He began piano lessons at the age of three with Professor Zhu Ya-Fen. At
the age of five he won the Shenyang Piano Competition and played his first
public recital. He entered Beijing's Central Music Conservatory when he was
nine, studying with Professor Zhao Ping-Guo. At the age of 11, he won the
first prize and award for outstanding artistic performance at the Fourth
International Young Pianists Competition in Germany. In 1995 at 13 years of
age, he played the complete Chopin 24 Etudes at Beijing Concert Hall and won
first prize at the Tchaikovsky International Young Musicians' Competition in
Japan, where he performed the Chopin Piano Concerto No. 2 with the
Moscow Philharmonic Orchestra in a concert broadcast by NHK Television. At
14 he was a featured soloist at the China National Symphony's inaugural
concert, broadcast by CCTV and attended by President Jiang Zemin. The
following year he began studies with Gary Graffman at the Curtis Institute
in Philadelphia.
Lang Lang's breakthrough came in 1999, when he was 17, with his dramatic
last-minute substitution (introduced by Isaac Stern) for an indisposed André
Watts at the Ravinia Festival's "Gala of the Century", in which he played
Tchaikovsky's Piano Concerto No. 1 with the Chicago Symphony Orchestra
(conducted by Christoph Eschenbach). The Chicago Tribune called him the
biggest, most exciting keyboard talent encountered in many years.

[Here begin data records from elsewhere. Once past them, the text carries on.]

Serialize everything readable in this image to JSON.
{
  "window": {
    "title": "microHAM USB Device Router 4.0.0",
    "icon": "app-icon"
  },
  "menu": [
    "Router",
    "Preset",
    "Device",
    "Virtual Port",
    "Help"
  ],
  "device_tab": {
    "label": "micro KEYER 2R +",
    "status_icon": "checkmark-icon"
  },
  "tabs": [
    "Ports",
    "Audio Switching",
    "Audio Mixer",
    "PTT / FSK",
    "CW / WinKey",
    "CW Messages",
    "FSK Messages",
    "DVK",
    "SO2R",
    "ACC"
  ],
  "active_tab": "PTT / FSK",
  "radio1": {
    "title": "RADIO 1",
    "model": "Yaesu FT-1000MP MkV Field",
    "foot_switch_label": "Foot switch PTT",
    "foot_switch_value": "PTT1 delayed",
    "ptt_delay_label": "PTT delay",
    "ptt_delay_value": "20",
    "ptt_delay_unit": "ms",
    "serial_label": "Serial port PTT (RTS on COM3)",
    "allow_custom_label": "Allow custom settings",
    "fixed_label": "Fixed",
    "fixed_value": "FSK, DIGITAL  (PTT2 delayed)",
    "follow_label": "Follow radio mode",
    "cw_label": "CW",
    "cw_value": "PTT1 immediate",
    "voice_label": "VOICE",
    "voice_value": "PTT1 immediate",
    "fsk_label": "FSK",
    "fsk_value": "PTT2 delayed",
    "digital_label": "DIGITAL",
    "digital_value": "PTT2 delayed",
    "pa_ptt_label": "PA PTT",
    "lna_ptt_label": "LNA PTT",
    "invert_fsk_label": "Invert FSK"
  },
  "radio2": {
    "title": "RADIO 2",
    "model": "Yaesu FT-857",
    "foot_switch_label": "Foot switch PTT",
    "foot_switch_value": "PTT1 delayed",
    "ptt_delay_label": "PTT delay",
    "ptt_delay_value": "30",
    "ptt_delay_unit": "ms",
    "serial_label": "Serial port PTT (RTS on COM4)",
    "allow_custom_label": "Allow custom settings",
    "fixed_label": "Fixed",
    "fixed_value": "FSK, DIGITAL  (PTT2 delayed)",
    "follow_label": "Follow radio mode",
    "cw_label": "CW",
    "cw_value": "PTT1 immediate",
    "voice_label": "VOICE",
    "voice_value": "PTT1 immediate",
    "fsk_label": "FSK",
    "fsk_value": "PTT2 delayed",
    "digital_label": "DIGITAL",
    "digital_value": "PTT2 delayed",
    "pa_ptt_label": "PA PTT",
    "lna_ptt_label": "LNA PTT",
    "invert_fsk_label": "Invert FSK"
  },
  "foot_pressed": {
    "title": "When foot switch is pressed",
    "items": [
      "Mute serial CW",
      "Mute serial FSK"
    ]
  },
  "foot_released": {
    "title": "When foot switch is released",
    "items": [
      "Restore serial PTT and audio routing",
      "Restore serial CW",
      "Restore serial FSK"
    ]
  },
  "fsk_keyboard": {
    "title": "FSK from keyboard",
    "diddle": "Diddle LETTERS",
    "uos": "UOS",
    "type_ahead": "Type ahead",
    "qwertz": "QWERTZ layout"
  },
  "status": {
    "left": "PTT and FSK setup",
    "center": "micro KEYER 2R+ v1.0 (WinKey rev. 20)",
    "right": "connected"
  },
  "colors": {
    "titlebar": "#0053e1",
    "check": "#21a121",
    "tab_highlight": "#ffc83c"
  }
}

In 2001 he
made his sold-out Carnegie Hall debut with Yuri Temirkanov, travelled to
Beijing with the Philadelphia Orchestra on a tour celebrating its 100th
anniversary, during which he performed to an audience of 8,000 at the Great
Hall of the People, and made an acclaimed BBC Proms debut, prompting The
Times of London's critic to write: "Lang Lang took a sold-out Royal
Albert Hall by storm... This could well be history in the making." In 2003,
he returned to the BBC Proms for the First Night concert with Leonard
Slatkin. After his recent recital debut in the Berlin Philharmonic, the
Berliner Zeitung wrote: "Lang Lang is a superb musical performer whose
artistic touch is always in service of the music."